Spammers aren't all that smart
Firstly, not all bad guys follow SpamAssassin's ruleset development. We know that some do -- especially the more technically adept, such as the phishing gangs. However, many spammers don't.
For example, the 'JODY' rule (matching the text 'My Wife, Jody') was part of SpamAssassin for many years, spam hitting that text has been observed in mail going back into the 1990s, and modern spam mail still hits that pattern. Many chain-letter scams rely on word-for-word reproduction of a piece of text like this.
In addition, some more complex rules that match mail delivery patterns are effectively unevadable; for example, spamware applications that delivery through broadband-connected end-user machines running an open proxy will always run the risk of being listed in the Spamhaus XBL blocklist.
Other rules match on side-effects or behaviours of the spamware applications that would require expensive changes in those applications. Since most spammers now do not develop the spamware software themselves, this introduces a 'window of opportunity' between the rule being developed, the spamware being fixed, released, and eventually upgraded by the spammers. This can take several months, during which the rule is highly effective -- and many spammers carry on using old and vulnerable versions of spamware apps for years.
Open Source development
By publishing the rule in SpamAssassin, it's exposed to the open-source development process; in other words, it's open to being improved by a far wider range of people, and exposed to far wider testing against real-world conditions, than in a small environment.

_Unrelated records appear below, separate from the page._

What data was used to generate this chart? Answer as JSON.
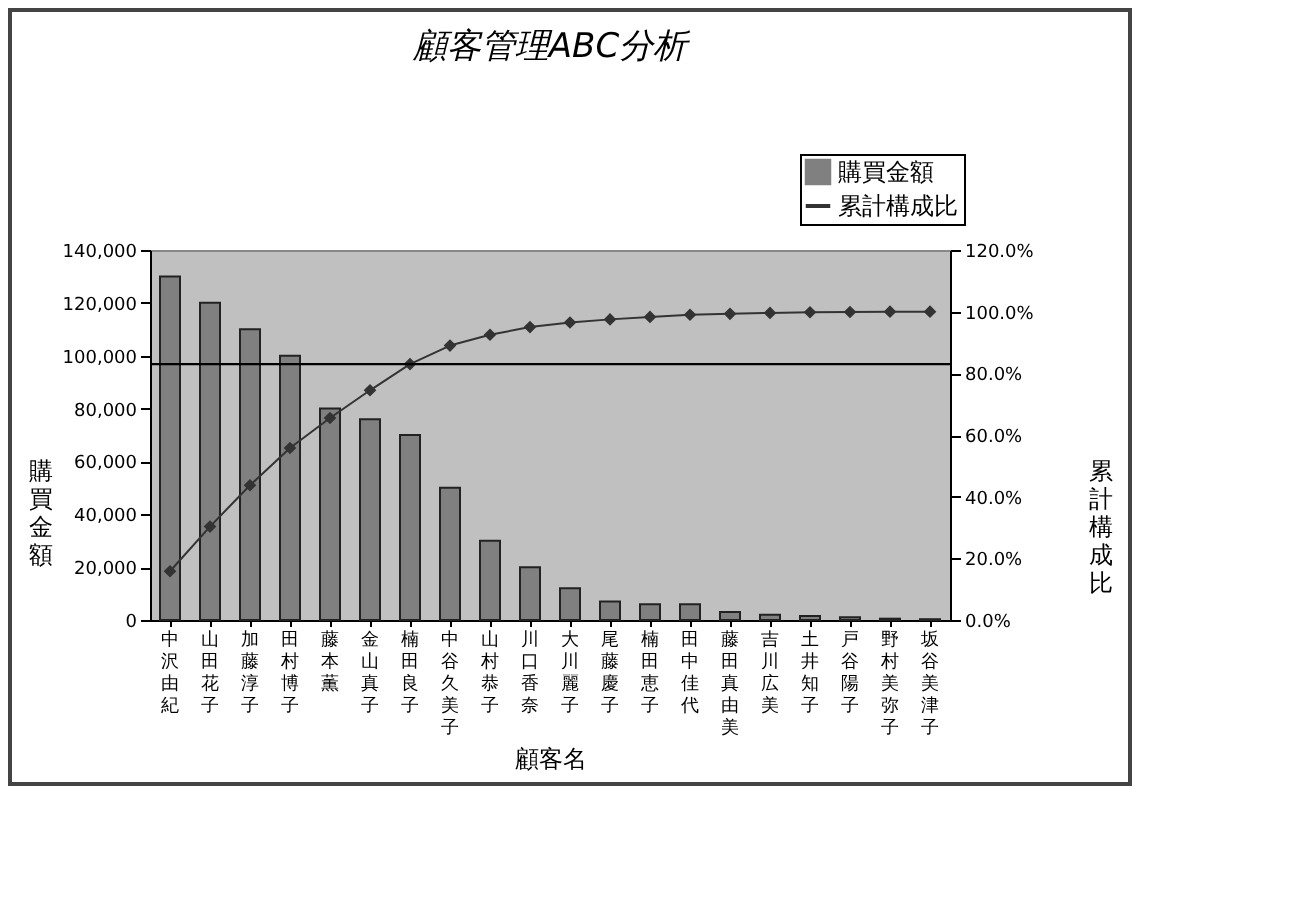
{
  "chart_data": {
    "type": "bar",
    "title": "顧客管理ABC分析",
    "xlabel": "顧客名",
    "ylabel": "購買金額",
    "y2label": "累計構成比",
    "categories": [
      "中沢由紀",
      "山田花子",
      "加藤淳子",
      "田村博子",
      "藤本薫",
      "金山真子",
      "楠田良子",
      "中谷久美子",
      "山村恭子",
      "川口香奈",
      "大川麗子",
      "尾藤慶子",
      "楠田恵子",
      "田中佳代",
      "藤田真由美",
      "吉川広美",
      "土井知子",
      "戸谷陽子",
      "野村美弥子",
      "坂谷美津子"
    ],
    "series": [
      {
        "name": "購買金額",
        "color": "#808080",
        "values": [
          130000,
          120000,
          110000,
          100000,
          80000,
          76000,
          70000,
          50000,
          30000,
          20000,
          12000,
          7000,
          6000,
          6000,
          3000,
          2000,
          1500,
          1000,
          500,
          300
        ]
      },
      {
        "name": "累計構成比",
        "type": "line",
        "axis": "y2",
        "color": "#333333",
        "values": [
          15.8,
          30.3,
          43.7,
          55.8,
          65.5,
          74.5,
          83.0,
          89.0,
          92.5,
          95.0,
          96.5,
          97.5,
          98.3,
          99.0,
          99.3,
          99.6,
          99.8,
          99.9,
          100.0,
          100.0
        ]
      }
    ],
    "ylim": [
      0,
      140000
    ],
    "yticks": [
      {
        "value": 0,
        "label": "0"
      },
      {
        "value": 20000,
        "label": "20,000"
      },
      {
        "value": 40000,
        "label": "40,000"
      },
      {
        "value": 60000,
        "label": "60,000"
      },
      {
        "value": 80000,
        "label": "80,000"
      },
      {
        "value": 100000,
        "label": "100,000"
      },
      {
        "value": 120000,
        "label": "120,000"
      },
      {
        "value": 140000,
        "label": "140,000"
      }
    ],
    "y2lim": [
      0,
      120
    ],
    "y2ticks": [
      {
        "value": 0,
        "label": "0.0%"
      },
      {
        "value": 20,
        "label": "20.0%"
      },
      {
        "value": 40,
        "label": "40.0%"
      },
      {
        "value": 60,
        "label": "60.0%"
      },
      {
        "value": 80,
        "label": "80.0%"
      },
      {
        "value": 100,
        "label": "100.0%"
      },
      {
        "value": 120,
        "label": "120.0%"
      }
    ],
    "ref_lines": [
      {
        "axis": "y2",
        "value": 83,
        "color": "#000000"
      }
    ],
    "marker": "diamond",
    "legend": "top right",
    "grid": false
  }
}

Even what appears to be a fantastic rule on a small scale, is frequently revealed to have weaknesses once other eyes review it. By keeping the rule secret, it will not be exposed to this scrutiny, review, and collaborative development.
Spammers can work out how to get around secret rulesets
Several years ago, after the release of Vipul's Razor, we started to see HashBuster text appearing in spams. We assumed these were added to defeat Razor, DCC, Pyzor and other (open source) hash-sharing collaborative filtering schemes.
We later had the opportunity to review some documentation for a spamware application which was very specific about the real reason they had added this feature; it was to evade AOL's secret implementation of a similar system.
It seems that the spammers had figured out that AOL was using hash-sharing as an anti-spam system, and, through trial and error, possibly using 'test' accounts on AOL and manually changing the spam being sent, had figured out how to circumvent this.
In other words, even though they had no access to the source code or published details of AOL's system, they could reverse-engineer enough details to get around it.